Glucocorticoids, depression, and mood disorders: structural remodeling in the brain

Abstract 

The hippocampal formation expresses high levels of adrenal steroid receptors and is a malleable brain structure that is important for certain types of learning and memory. It is also vulnerable to the effects of stress and trauma. The amygdala is an important target of stress and mediates physiological and behavioral responses associated with fear and strong emotions. The prefrontal cortex plays an important role in working memory and executive function and is also involved in extinction of learning. All 3 regions are targets of stress hormones, and stress is known to precipitate and exacerbate mood disorders.
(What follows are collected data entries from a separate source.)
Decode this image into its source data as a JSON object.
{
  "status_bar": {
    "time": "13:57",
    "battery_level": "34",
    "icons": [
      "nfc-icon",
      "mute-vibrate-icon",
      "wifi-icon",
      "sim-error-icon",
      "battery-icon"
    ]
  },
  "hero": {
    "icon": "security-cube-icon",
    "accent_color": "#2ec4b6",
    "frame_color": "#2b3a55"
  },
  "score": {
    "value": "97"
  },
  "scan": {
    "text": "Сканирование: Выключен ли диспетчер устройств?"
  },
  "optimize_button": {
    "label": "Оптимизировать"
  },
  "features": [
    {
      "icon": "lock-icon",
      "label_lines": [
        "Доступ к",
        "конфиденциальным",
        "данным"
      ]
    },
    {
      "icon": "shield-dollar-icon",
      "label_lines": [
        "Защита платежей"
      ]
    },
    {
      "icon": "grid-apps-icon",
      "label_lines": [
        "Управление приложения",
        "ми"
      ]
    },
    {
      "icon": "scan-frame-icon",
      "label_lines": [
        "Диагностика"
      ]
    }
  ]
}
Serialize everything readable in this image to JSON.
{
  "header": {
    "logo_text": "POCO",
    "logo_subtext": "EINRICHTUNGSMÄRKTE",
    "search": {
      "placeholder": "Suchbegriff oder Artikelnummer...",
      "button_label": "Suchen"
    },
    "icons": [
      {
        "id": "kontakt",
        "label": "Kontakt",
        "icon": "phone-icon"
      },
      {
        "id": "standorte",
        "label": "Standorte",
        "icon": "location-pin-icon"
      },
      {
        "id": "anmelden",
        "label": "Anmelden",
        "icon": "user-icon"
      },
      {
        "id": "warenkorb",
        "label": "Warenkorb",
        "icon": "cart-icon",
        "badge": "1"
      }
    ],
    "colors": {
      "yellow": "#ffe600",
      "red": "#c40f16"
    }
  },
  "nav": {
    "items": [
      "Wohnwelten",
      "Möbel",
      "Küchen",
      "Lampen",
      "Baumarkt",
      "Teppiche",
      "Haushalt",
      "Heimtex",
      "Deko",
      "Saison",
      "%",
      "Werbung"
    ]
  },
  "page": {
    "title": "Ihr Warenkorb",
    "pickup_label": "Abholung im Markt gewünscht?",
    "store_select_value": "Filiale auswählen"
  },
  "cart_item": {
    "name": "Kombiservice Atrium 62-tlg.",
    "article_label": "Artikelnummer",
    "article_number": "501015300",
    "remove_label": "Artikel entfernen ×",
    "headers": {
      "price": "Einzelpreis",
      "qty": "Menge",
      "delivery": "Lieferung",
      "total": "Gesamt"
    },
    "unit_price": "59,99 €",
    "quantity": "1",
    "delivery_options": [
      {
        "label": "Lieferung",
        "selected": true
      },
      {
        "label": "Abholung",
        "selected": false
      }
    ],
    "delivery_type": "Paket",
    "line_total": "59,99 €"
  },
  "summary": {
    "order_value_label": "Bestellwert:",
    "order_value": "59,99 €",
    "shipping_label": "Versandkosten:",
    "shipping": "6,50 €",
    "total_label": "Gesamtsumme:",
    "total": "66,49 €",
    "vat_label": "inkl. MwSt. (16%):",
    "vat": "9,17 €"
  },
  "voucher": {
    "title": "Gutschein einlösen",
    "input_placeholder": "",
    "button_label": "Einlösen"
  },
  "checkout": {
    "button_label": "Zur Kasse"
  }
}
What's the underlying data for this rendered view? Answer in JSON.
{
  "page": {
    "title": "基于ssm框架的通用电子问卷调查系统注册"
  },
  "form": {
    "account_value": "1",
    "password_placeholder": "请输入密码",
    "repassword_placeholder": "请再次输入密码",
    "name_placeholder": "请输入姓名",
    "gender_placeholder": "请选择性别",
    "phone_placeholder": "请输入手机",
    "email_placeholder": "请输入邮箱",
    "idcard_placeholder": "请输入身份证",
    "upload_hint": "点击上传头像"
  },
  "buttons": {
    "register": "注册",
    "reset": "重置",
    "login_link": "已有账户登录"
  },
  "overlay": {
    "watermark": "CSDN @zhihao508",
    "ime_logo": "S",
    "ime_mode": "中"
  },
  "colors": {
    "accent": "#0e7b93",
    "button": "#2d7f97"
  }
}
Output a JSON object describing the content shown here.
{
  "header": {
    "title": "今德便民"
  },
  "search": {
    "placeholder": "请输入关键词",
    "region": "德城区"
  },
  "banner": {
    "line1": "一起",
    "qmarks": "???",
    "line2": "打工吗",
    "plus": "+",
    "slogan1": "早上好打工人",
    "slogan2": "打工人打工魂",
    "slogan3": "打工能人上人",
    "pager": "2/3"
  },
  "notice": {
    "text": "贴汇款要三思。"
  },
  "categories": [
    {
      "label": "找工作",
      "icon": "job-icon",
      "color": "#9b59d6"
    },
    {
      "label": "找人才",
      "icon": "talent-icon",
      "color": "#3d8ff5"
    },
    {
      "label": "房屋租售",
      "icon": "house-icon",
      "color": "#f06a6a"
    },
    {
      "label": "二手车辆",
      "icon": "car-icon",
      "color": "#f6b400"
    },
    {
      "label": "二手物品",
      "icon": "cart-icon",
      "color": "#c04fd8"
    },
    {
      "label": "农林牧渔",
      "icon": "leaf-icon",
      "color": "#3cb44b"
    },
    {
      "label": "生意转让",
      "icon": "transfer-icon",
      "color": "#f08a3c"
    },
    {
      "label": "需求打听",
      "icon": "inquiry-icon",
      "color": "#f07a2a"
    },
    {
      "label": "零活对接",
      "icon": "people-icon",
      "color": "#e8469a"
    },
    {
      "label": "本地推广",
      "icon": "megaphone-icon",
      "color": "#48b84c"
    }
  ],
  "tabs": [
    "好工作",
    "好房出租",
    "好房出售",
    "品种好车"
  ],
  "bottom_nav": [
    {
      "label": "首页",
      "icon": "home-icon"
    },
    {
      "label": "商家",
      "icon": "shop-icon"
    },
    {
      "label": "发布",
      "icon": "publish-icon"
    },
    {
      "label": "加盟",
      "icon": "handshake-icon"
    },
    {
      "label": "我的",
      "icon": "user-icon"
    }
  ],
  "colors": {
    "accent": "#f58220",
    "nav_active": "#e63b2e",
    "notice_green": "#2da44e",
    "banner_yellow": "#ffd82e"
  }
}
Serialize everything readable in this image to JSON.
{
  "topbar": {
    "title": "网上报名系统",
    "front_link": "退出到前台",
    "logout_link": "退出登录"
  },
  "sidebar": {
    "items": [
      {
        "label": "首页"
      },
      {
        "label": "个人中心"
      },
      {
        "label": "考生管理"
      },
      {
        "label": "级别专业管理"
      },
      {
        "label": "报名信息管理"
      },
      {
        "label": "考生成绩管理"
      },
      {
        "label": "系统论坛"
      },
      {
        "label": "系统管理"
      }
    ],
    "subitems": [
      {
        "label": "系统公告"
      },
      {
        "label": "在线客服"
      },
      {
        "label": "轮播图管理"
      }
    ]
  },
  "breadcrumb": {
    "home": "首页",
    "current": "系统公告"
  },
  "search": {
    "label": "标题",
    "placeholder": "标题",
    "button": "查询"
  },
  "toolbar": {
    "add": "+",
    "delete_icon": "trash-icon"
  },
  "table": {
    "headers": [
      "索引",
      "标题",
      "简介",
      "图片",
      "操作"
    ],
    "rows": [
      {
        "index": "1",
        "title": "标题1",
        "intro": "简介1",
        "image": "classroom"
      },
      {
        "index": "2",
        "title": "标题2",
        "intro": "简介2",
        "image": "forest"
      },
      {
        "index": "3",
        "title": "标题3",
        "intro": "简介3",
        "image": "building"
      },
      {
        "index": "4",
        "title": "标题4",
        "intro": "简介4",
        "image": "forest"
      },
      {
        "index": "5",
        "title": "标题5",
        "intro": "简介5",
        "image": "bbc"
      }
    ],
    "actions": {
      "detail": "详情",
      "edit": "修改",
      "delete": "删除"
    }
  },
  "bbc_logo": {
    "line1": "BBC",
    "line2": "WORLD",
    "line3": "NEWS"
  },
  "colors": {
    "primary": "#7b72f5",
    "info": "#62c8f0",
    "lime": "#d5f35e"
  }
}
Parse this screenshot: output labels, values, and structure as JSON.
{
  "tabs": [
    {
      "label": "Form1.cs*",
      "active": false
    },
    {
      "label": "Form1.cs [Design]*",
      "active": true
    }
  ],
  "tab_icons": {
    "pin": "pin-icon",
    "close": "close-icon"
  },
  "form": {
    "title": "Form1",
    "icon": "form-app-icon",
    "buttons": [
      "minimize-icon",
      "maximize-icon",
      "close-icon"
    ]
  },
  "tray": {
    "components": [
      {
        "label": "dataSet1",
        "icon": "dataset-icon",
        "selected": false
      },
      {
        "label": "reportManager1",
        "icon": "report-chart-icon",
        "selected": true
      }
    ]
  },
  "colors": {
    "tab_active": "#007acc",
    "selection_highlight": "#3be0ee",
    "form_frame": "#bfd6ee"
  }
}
In long-term depressive illness, the hippocampus and prefrontal cortex undergo atrophy, whereas the amygdala is hyperactive in anxiety and mood disorders and may undergo a biphasic change in structure—increasing in size in acute depression and shrinking on long-term depression. In animal models of acute and chronic stress, neurons in the hippocampus and prefrontal cortex respond to repeated stress by showing atrophy that leads to memory impairment, whereas neurons in amygdala show a growth response that leads to increased anxiety and aggression. Yet, these are not necessarily “damaged” and may be treatable with the right medications. The mechanisms that distinguish between protection and damage of brain cells from stress are discussed in this context.